Bowie was a key sound of my university days, I remember playing Ziggy Stardust, on a very stretchy and distorted tape, but nonetheless at full volume on the day I finished my first year exams. Last day living in Halls, the final day of being protected by parents or the college authorities. From tomorrow I had to be responsible, but today ... Eighteen months later the subtle introspection of Low was the (stretchy, wearing thin) tape of choice for writing up my dissertation (A Comparative Analysis of Prehistoric Burial Practices in the Irish Sea Context) which was really just an excuse to a spend another summer on the Isle of Man. 

That was 1987, so I was only a decade late! I skipped his output from the 80s, although I did buy Let's Dance later on - it was fun, poppy, light and to a left leaning student it somehow seemed like a betrayal or sell-out.
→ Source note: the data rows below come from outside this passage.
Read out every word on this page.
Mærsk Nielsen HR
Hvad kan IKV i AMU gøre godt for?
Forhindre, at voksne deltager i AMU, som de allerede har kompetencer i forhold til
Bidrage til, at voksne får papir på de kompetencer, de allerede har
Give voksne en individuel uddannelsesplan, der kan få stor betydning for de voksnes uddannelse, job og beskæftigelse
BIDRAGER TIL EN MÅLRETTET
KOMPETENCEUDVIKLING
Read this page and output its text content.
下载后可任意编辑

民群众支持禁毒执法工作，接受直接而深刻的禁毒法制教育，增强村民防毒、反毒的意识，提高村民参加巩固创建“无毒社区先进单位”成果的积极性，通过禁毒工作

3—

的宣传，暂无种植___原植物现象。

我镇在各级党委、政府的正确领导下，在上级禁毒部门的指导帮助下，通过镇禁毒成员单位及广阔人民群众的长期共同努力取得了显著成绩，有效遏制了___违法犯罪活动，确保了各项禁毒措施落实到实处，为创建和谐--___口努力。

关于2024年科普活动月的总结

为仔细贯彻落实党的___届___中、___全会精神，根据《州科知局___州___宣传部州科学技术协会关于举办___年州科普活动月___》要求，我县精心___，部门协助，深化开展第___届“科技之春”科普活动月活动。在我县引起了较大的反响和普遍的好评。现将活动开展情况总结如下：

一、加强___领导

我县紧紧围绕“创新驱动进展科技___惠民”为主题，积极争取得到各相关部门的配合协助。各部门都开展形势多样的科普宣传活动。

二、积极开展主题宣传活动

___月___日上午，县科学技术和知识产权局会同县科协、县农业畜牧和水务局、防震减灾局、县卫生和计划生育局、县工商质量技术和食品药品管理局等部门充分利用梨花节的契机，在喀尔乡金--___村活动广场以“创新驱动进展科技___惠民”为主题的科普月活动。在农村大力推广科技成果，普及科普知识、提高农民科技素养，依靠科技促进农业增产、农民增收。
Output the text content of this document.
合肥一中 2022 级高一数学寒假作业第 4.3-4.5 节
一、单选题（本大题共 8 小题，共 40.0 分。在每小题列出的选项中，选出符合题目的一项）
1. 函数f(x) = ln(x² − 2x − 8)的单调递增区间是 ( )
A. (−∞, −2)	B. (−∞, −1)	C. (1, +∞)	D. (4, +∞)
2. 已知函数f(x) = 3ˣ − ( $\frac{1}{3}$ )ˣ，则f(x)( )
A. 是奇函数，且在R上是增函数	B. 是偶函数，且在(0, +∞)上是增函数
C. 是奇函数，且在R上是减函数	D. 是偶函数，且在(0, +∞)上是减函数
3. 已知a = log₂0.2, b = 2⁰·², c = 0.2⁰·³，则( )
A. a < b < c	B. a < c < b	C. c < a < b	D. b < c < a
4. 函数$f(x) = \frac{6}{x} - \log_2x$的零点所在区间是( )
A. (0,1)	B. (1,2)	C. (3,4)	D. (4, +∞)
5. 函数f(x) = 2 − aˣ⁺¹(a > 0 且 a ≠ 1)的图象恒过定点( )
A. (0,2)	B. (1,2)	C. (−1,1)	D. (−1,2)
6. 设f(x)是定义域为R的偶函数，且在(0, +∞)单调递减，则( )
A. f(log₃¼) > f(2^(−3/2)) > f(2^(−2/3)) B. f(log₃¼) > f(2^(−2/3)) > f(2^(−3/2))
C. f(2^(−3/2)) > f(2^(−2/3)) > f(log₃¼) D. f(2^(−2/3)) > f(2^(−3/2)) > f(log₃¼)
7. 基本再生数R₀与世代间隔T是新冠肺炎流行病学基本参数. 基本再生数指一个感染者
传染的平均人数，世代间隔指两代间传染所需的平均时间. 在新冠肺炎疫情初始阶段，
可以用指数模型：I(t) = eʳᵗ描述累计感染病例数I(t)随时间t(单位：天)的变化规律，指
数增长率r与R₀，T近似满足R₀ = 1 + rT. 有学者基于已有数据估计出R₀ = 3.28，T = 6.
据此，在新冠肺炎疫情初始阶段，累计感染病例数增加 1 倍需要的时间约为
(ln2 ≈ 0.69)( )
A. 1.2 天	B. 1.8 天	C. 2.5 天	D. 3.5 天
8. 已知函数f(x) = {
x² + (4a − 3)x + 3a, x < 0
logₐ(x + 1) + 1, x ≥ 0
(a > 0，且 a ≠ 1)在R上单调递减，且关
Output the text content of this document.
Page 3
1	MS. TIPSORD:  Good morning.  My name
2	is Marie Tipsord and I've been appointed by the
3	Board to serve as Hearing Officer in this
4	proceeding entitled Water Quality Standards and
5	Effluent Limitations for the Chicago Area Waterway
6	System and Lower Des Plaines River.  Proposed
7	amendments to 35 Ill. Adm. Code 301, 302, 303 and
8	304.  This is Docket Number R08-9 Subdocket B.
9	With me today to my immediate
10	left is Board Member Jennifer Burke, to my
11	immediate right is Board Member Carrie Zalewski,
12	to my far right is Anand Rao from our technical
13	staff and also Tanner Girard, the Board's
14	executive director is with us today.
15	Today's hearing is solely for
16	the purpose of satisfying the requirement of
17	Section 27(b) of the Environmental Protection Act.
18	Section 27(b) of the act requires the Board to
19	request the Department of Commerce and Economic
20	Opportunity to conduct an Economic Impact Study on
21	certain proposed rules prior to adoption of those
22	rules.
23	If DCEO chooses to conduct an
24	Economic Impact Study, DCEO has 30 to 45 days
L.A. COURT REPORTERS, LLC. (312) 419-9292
I stuck to the back catalogue.

In the nineties somehow I didn't buy much contemporary music, discovering a real passion for jazz and continuing an exploration of late twentieth century classical music. And then we hit the early twenty-first century, the World changed and Heathen appeared. But I've lost my copy and cannot recall much about it. Much the same can be said for Reality, with only Looking for Water being easy to call to mind unprompted.

So now I wait for Blackstar - I wish I'd been tempted to watch some of the videos and excerpts that were out there on Friday as the shock of his death may have been less. Monday was perhaps the first time in a year I hadn't had a quick check of the nows before going out, but pre-breakfast blood tests put a premium on hurry rather than digesting the morning's depressing stories from around the world.

Maybe it isn't true? Just another reinvention.